Prime Minister Mariano Rajoy of Spain called the elections for later this month in the hope that voters would replace the separatists who had used their fragile majority to push through the independence referendum that Spanish courts had declared illegal. Mr. Puigdemont is hoping to run for re-election from Brussels.
The judge’s decision on Tuesday followed mounting concerns among Spanish legal experts that the Belgian judiciary could, in effect, limit the range of crimes for which Mr. Puigdemont and the others could be charged if they returned to Madrid.
That could also mean that Mr. Puigdemont would end up being prosecuted in Spain for less serious crimes than those faced by his former deputy and by other former members of the Catalan government who pushed for the region’s unilateral independence from Spain, but who agreed last month to be summoned before a Spanish judge.
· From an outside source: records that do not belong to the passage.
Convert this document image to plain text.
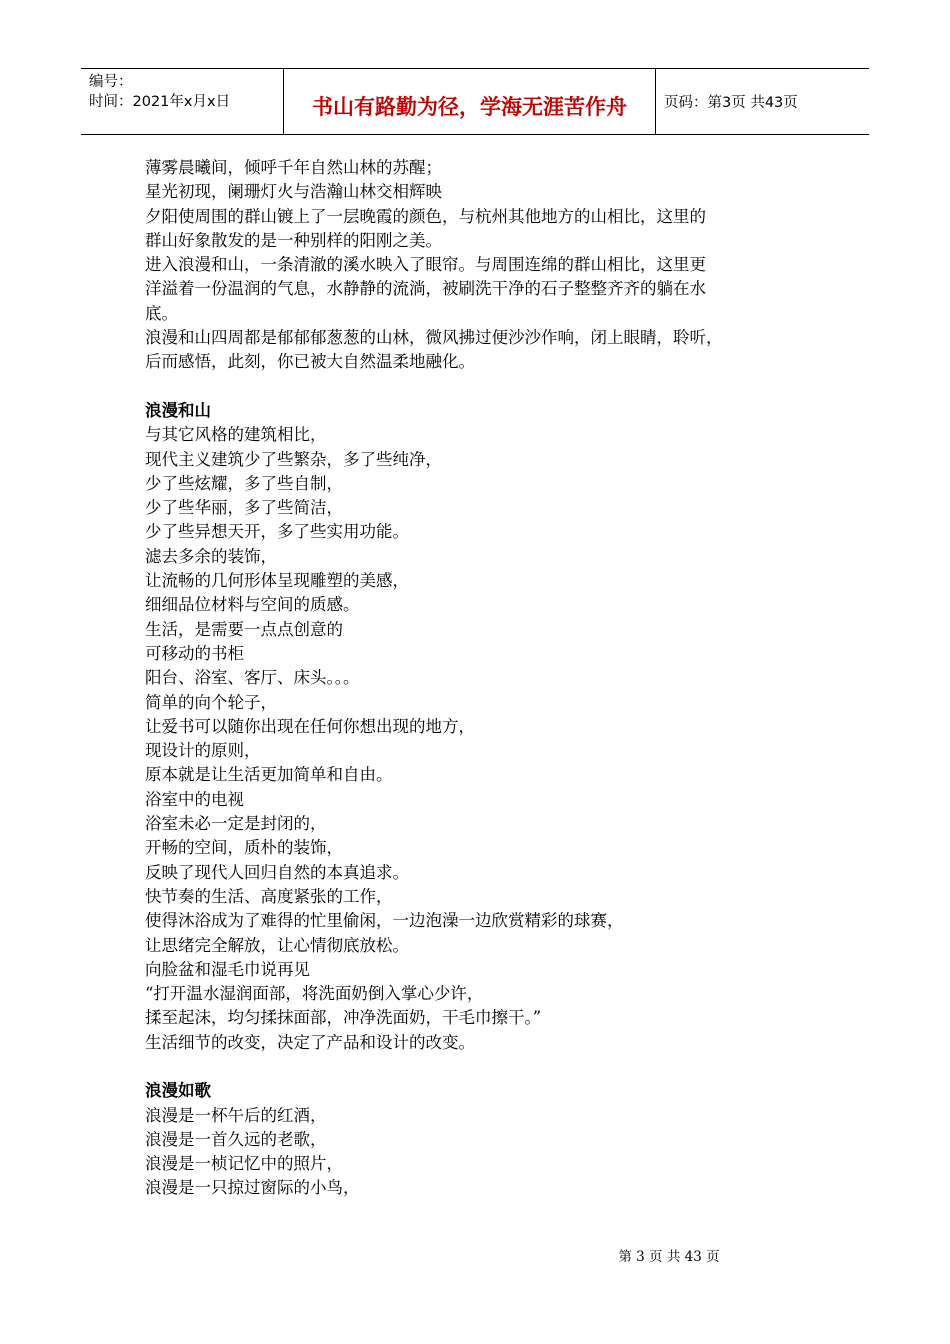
编号：
时间：2021年x月x日	书山有路勤为径，学海无涯苦作舟	页码：第3页 共43页

薄雾晨曦间，倾呼千年自然山林的苏醒；

星光初现，阑珊灯火与浩瀚山林交相辉映

夕阳使周围的群山镀上了一层晚霞的颜色，与杭州其他地方的山相比，这里的

群山好象散发的是一种别样的阳刚之美。

进入浪漫和山，一条清澈的溪水映入了眼帘。与周围连绵的群山相比，这里更

洋溢着一份温润的气息，水静静的流淌，被刷洗干净的石子整整齐齐的躺在水

底。

浪漫和山四周都是郁郁郁葱葱的山林，微风拂过便沙沙作响，闭上眼睛，聆听，

后而感悟，此刻，你已被大自然温柔地融化。

浪漫和山

与其它风格的建筑相比，

现代主义建筑少了些繁杂，多了些纯净，

少了些炫耀，多了些自制，

少了些华丽，多了些简洁，

少了些异想天开，多了些实用功能。

滤去多余的装饰，

让流畅的几何形体呈现雕塑的美感，

细细品位材料与空间的质感。

生活，是需要一点点创意的

可移动的书柜

阳台、浴室、客厅、床头。。。

简单的向个轮子，

让爱书可以随你出现在任何你想出现的地方，

现设计的原则，

原本就是让生活更加简单和自由。

浴室中的电视

浴室未必一定是封闭的，

开畅的空间，质朴的装饰，

反映了现代人回归自然的本真追求。

快节奏的生活、高度紧张的工作，

使得沐浴成为了难得的忙里偷闲，一边泡澡一边欣赏精彩的球赛，

让思绪完全解放，让心情彻底放松。

向脸盆和湿毛巾说再见

“打开温水湿润面部，将洗面奶倒入掌心少许，

揉至起沫，均匀揉抹面部，冲净洗面奶，干毛巾擦干。”

生活细节的改变，决定了产品和设计的改变。

浪漫如歌

浪漫是一杯午后的红酒，

浪漫是一首久远的老歌，

浪漫是一桢记忆中的照片，

浪漫是一只掠过窗际的小鸟，

第 3 页 共 43 页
In his ruling on Tuesday, Judge Pablo Llarena of the Supreme Court said that it was important to keep “unity” in the legal proceedings against the separatist leaders and to avoid having those who stayed in Spain being at a disadvantage compared with “the fugitives.”
He made his decision a day after ordering that four separatist leaders, including Oriol Junqueras, the ousted deputy leader of Catalonia, be kept in jail. Six other former members of the Catalan government were released, however, after posting bail of 100,000 euros, or about $120,000, each and pending a full trial.
Mr. Puigdemont said that he and the former cabinet members had traveled to Belgium because they felt they would not receive a fair trial in Spain, but they were not seeking asylum.
“We are here because Brussels is the capital of Europe — it is not a question of Belgian politics,” Mr. Puigdemont said after arriving. “This is a European issue, and I want Europe to react.”
A lawyer for Mr. Puigdemont said last weekend that Mr. Puigdemont and the four former Catalan ministers intended to stay in Belgium until after the Catalan elections, and possibly beyond that. Since his arrival in Belgium one month ago, Mr. Puigdemont has staged a few campaign events there, at one point inviting more than 500 Catalan mayors. He is expected to rally 20,000 Catalans in Brussels on Thursday, according to officials.
European leaders, however, have been largely unsympathetic to the Catalan push for independence, and Belgian leaders did not exactly welcome the separatists with open arms.
The presence of Mr. Puigdemont created a political problem for Prime Minister Charles Michel of Belgium, who wants to maintain good relations with Spain but must also be mindful of the Flemish separatist party that is part of his governing coalition. The idea of asylum for the Catalan separatists “is absolutely not on the agenda,” Mr. Michel said last month.
The international arrest warrant for Mr. Puigdemont and the other separatists was issued on Nov. 3. They turned themselves in to the Belgian police two days later, and were taken into custody on Nov. 6 but then quickly released, albeit with strict conditions.